Again, not very out of the box here. Demons could ONLY be the way YOU imagine them? Period?
That’s one idea of what a ghost might be like. But if you think out of the box…
Oh, I don’t take offense, I just think you’ve missed the point. None of those things are any more or less plausible than angels as something to appeal to outside of the known natural world. If you want people to accept the possibility of an angel, then to get there, you basically have to open up the door to all those other things. You can’t shut them out and only get back the one option you most like or are culturally comfortable with.
Honestly, I don’t know of that many “large strong men” stories similar to this one. But even if there were, wouldn’t the most plausible explanation be, I dunno… all the large strong men living all over the world? Coupled with the fact that not everyone always sees where every person they meet in a stressful situation comes from or goes to? You’d have to do a lot better at ruling all the perfectly conventional possibilities like this than “another human being out and about a 1am in the morning, inconceivable!”
Why not? That seems to be the best way to keep people honest. It’s not that there couldn’t be things that are immune to evidence, but if there are, it’s a huge and perhaps even insurmountable problem to know what they might be, specifically. How would we ever know for sure, or demonstrate it to anyone else?
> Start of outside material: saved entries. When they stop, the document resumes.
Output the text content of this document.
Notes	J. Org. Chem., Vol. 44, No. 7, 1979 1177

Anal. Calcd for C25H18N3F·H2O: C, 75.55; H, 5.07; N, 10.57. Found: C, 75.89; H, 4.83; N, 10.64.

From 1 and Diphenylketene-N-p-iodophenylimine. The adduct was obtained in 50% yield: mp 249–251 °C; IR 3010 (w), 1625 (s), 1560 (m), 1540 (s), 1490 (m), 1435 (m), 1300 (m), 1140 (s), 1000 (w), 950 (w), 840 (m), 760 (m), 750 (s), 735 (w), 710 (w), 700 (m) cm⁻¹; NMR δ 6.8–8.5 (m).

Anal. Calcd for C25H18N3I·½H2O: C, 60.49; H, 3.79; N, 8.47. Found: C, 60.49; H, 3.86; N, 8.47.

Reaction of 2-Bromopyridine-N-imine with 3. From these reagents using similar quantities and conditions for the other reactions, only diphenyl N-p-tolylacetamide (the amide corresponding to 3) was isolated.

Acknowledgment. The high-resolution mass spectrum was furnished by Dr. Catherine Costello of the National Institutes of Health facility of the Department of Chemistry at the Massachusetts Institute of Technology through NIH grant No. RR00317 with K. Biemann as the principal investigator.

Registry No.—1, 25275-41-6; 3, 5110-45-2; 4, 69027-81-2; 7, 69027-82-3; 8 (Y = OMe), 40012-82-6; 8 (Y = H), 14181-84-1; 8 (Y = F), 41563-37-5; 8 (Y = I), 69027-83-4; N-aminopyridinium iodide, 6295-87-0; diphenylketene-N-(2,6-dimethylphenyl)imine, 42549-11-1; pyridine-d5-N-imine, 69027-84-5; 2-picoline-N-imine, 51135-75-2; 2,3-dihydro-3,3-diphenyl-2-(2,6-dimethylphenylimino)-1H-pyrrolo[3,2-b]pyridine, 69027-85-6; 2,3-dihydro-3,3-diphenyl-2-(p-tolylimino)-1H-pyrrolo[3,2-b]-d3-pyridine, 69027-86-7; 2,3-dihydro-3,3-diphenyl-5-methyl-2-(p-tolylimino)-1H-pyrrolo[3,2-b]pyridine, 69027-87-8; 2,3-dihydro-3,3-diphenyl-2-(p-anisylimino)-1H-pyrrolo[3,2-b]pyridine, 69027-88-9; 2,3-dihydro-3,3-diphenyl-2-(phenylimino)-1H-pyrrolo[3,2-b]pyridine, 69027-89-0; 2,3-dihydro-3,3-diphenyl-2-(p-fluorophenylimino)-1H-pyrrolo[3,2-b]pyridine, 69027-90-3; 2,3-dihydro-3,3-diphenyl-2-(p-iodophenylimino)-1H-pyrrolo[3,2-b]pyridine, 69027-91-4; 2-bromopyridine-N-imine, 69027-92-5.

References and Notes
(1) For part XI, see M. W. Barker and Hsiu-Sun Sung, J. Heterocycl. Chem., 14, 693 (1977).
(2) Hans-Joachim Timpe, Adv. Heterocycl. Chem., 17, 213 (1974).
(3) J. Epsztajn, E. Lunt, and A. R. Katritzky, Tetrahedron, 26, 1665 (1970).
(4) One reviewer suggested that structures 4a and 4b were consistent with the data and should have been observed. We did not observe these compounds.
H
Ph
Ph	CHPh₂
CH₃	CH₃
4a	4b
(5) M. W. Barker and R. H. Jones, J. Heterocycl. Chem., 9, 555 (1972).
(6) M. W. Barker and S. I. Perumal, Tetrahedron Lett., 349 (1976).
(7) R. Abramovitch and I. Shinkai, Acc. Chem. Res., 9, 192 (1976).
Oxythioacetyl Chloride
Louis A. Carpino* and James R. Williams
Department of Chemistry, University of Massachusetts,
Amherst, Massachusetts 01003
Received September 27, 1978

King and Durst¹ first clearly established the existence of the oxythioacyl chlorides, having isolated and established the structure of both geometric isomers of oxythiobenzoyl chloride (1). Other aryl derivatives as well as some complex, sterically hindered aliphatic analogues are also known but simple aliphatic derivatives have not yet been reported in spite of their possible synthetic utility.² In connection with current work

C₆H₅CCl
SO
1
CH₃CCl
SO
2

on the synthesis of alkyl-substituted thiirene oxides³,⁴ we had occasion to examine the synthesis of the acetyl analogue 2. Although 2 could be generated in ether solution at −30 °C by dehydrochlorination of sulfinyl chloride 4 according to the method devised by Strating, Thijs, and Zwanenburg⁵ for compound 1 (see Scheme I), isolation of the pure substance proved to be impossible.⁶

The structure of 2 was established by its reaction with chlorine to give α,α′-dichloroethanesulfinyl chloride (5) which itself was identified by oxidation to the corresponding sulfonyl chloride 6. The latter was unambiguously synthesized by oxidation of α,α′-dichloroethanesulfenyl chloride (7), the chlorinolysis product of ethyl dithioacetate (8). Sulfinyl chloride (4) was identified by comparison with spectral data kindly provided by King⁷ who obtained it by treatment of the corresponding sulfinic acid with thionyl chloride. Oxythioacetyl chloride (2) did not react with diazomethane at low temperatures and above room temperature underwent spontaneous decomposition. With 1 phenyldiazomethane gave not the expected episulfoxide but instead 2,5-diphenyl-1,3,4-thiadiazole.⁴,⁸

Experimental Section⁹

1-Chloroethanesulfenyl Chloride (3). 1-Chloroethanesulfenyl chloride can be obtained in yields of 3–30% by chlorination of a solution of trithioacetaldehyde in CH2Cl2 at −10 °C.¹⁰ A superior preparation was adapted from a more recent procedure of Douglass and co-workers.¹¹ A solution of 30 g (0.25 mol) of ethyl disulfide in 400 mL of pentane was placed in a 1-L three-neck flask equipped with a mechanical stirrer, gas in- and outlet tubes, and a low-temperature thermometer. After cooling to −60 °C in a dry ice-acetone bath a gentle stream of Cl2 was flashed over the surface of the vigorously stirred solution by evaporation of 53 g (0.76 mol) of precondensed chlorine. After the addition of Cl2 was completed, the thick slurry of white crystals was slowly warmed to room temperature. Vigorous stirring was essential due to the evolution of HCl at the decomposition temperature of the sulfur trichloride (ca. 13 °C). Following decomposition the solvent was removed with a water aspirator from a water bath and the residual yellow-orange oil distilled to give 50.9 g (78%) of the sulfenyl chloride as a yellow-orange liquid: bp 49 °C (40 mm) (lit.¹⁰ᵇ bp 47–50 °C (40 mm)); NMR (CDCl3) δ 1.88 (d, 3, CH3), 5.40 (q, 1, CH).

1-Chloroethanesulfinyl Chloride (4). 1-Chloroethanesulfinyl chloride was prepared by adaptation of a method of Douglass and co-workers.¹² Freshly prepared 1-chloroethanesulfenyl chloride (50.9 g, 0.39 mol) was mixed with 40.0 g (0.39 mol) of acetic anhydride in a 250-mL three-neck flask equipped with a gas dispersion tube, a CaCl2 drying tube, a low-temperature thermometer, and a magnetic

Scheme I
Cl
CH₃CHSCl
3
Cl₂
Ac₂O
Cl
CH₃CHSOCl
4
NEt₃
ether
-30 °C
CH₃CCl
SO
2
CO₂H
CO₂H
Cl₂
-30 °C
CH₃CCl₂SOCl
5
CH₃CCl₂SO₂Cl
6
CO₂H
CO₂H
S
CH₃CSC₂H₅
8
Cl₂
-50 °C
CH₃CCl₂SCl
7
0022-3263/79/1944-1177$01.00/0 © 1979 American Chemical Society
I suppose. The difference between our starting points is that mine doesn’t presuppose answers to all the basic and central questions right off the bat, before we’ve even gone out and looked.
April 20, 2008 at 7:10 pm
Not at all. We see minds, and we see matter. As far as we can tell, minds require a very specific sort of matter (a brain functioning in a very specific sort of way), and cannot seem to exist without it. That’s what we know. We don’t know which “came first” or if that question even makes any sense to ask in this situation. Though we certainly don’t see minds existing prior to brains in any specific case, so there’s that.
We’re just looking at the evidence. What do you have to offer?